Prove an element in a ring is irreducible

Question

Prove that if element $a \in \mathbb{Z}[i]$ and $N(a) = \vert a \vert^2$ is a prime then $a$ is irreducible in $\mathbb{Z}[i]$.

My direction:

Suppose that $a$ is not irreducible in $\mathbb{Z}[i]$.

Give $b$ is a real divisor of $a$ in $\mathbb{Z}[i]$. Then, $\vert b \vert^2 \mid \vert a \vert^2 \Rightarrow \vert b \vert^2 \in \{1,\vert a \vert^2\}$.

Suppose that $b= x+iy (x,y\in \mathbb{Z})$.

1. Case 1: If $\vert b \vert^2 = 1$ then $x^2 +y^2 =1$.

Infer $(x,y) = (\pm 1,0)$ or $(x,y) = (0,\pm i)$

Infer $b=\pm1$ or $b=\pm i$

Both of them aren't real divisors of $a$ in $\mathbb{Z}[i]$. (conflict with the way choose $b$)

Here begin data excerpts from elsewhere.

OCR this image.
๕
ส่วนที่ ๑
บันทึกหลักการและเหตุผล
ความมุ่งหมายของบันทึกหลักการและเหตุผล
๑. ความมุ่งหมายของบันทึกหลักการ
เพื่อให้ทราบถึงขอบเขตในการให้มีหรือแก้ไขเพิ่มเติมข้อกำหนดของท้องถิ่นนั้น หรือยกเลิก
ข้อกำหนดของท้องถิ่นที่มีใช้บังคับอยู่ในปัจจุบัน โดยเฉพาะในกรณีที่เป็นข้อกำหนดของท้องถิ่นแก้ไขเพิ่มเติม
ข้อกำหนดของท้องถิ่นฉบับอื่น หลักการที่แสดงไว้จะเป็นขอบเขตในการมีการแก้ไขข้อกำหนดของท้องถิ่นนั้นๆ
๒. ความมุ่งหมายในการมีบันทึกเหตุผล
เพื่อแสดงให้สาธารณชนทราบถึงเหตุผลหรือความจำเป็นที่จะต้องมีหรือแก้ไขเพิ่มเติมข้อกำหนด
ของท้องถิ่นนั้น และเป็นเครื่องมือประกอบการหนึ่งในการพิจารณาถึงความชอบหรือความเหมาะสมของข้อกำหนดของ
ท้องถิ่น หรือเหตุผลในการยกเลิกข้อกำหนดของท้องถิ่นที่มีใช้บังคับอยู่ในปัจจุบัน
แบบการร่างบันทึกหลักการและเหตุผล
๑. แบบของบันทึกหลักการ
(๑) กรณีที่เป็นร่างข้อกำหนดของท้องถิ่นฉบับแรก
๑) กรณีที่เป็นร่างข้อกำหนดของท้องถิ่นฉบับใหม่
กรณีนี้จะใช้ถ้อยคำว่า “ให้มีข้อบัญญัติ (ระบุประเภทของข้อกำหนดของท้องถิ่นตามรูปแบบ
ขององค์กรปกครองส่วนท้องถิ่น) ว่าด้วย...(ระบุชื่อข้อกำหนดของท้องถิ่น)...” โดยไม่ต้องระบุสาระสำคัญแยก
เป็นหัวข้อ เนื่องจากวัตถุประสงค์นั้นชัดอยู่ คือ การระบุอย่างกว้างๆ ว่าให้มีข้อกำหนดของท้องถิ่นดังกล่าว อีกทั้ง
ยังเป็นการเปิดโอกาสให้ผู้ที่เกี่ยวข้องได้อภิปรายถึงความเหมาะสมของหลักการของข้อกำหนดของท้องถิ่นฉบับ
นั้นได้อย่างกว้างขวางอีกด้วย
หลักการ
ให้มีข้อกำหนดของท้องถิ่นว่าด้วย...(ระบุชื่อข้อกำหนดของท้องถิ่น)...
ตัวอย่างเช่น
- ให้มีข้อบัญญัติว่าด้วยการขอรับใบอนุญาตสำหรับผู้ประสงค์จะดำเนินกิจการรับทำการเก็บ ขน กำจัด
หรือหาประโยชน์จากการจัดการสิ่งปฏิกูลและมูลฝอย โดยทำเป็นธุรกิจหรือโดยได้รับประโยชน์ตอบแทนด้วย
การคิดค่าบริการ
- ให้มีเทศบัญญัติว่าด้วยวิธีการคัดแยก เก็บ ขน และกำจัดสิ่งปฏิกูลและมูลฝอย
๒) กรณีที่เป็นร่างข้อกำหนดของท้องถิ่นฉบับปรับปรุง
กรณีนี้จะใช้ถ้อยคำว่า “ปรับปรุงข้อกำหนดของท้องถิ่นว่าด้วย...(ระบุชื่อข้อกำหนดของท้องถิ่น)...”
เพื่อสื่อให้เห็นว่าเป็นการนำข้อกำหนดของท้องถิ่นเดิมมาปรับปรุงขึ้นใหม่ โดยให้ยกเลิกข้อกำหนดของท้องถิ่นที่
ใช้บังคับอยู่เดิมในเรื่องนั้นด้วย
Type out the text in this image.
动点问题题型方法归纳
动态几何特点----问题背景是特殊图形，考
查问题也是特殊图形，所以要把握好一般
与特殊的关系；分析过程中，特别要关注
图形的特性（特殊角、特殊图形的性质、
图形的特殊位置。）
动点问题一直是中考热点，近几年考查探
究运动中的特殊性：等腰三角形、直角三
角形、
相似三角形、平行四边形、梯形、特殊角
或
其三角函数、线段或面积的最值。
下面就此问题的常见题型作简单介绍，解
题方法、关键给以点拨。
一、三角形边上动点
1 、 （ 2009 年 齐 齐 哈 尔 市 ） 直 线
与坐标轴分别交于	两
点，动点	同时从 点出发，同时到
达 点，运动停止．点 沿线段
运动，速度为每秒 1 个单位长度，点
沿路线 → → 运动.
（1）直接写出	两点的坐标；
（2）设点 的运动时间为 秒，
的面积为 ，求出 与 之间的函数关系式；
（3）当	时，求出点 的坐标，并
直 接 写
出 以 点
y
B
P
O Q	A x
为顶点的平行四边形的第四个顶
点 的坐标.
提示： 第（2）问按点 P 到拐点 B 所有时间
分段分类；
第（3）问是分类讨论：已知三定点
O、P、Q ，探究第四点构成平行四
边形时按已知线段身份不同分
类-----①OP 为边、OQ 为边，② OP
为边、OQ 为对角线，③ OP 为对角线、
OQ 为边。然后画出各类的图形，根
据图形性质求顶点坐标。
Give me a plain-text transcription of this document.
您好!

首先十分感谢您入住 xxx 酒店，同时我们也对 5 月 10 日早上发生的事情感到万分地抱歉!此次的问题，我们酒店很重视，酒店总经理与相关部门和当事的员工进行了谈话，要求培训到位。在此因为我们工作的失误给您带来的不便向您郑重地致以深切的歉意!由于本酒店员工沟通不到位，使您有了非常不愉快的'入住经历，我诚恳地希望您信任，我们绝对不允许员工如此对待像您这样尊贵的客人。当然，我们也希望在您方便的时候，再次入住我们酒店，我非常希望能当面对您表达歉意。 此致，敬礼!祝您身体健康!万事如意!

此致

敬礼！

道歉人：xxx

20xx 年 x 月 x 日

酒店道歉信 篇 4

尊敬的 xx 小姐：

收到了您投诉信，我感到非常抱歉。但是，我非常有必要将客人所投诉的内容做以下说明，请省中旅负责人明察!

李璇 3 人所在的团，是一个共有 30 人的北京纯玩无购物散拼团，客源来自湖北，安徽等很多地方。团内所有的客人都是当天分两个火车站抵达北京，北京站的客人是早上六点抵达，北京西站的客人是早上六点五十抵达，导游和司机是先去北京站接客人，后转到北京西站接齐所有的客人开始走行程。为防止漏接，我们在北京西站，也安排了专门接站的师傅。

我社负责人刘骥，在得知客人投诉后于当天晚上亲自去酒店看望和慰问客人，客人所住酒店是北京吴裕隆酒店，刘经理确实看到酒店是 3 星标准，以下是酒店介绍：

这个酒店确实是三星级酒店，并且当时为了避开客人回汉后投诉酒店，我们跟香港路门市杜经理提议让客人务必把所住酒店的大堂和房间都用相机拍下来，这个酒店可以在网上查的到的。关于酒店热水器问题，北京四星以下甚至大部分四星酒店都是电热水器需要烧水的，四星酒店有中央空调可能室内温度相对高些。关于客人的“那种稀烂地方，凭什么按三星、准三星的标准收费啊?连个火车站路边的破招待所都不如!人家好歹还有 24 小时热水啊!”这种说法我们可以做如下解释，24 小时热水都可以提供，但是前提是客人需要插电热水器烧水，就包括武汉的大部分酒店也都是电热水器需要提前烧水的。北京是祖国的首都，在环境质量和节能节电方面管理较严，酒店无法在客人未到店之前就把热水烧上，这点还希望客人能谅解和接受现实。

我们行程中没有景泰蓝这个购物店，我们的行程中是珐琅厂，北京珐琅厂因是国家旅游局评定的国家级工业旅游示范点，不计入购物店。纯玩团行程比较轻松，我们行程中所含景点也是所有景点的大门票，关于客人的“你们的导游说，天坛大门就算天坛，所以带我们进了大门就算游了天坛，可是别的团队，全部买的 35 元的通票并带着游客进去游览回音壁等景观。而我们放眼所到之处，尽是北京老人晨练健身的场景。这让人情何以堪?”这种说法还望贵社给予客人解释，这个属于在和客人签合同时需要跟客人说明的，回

2. Case 2: $\vert b \vert^2 =\vert a \vert^2$. I stuck here now

Thanks for helping me.

Answer 1

It is not at all clear by what you mean by a 'real' divisor. Also, the notations $|a|^2$ and $|b|^2$ are rather deceptive, because $|a|,|b|\notin\Bbb{Z}[i]$ in general. Instead of your current approach, consider the following:

Given $a\in\Bbb{Z}[i]$ such that $N(a)$ is prime in $\Bbb{Z}$, let $b,c\in\Bbb{Z}[i]$ be such that $a=bc$. Then $$N(b)N(c)=N(bc)=N(a),$$ and hence either $N(b)=1$ or $N(c)=1$. Without loss of generality $N(b)=1$. You have already shown that then $b=\pm1$ or $b=\pm i$, so $b$ is a unit in $\Bbb{Z}[i]$. This proves that $a\in\Bbb{Z}[i]$ is prime.

To be fully rigorous, you might also want to show that $a$ is not a unit in $\Bbb{Z}[i]$.

Answer 2

Write $a=\zeta + \xi i; \zeta, \xi \in \mathbb Z $. Suppose $$(\alpha + \beta i)(\gamma + \delta i)=\zeta + \xi i;\alpha,\beta,\gamma,\delta \in \mathbb Z$$ Then $$(\alpha^2+\beta^2)(\gamma^2+\delta^2)=\zeta^2+\xi^2.$$ If $\zeta^2+\xi^2$ is prime, then $$\alpha^2+\beta^2=1, \text { and thus }\alpha=0, \beta= \pm 1 \text { or } \beta=0, \alpha= \pm 1$$ $$\text { or } \gamma^2+\delta^2=1, \text { and thus }\gamma=0, \delta= \pm 1 \text { or } \delta=0, \gamma= \pm 1$$. In any case, $\alpha + \beta i \text { or }\gamma + \delta i$ is invertible in $\mathbb Z[i]$, so $a=\zeta + \xi i$ is irreducible in $\mathbb Z[i]$.

Answer 3

Hint:

Write $a=bc$; then $N(a)=N(b)N(c)$, and use that $N(z)=1$ if and only if $z$ is a unit in $\mathbf Z[i]$ (which is true in the ring of integers of any finite algebraic extension of $\mathbf Q$).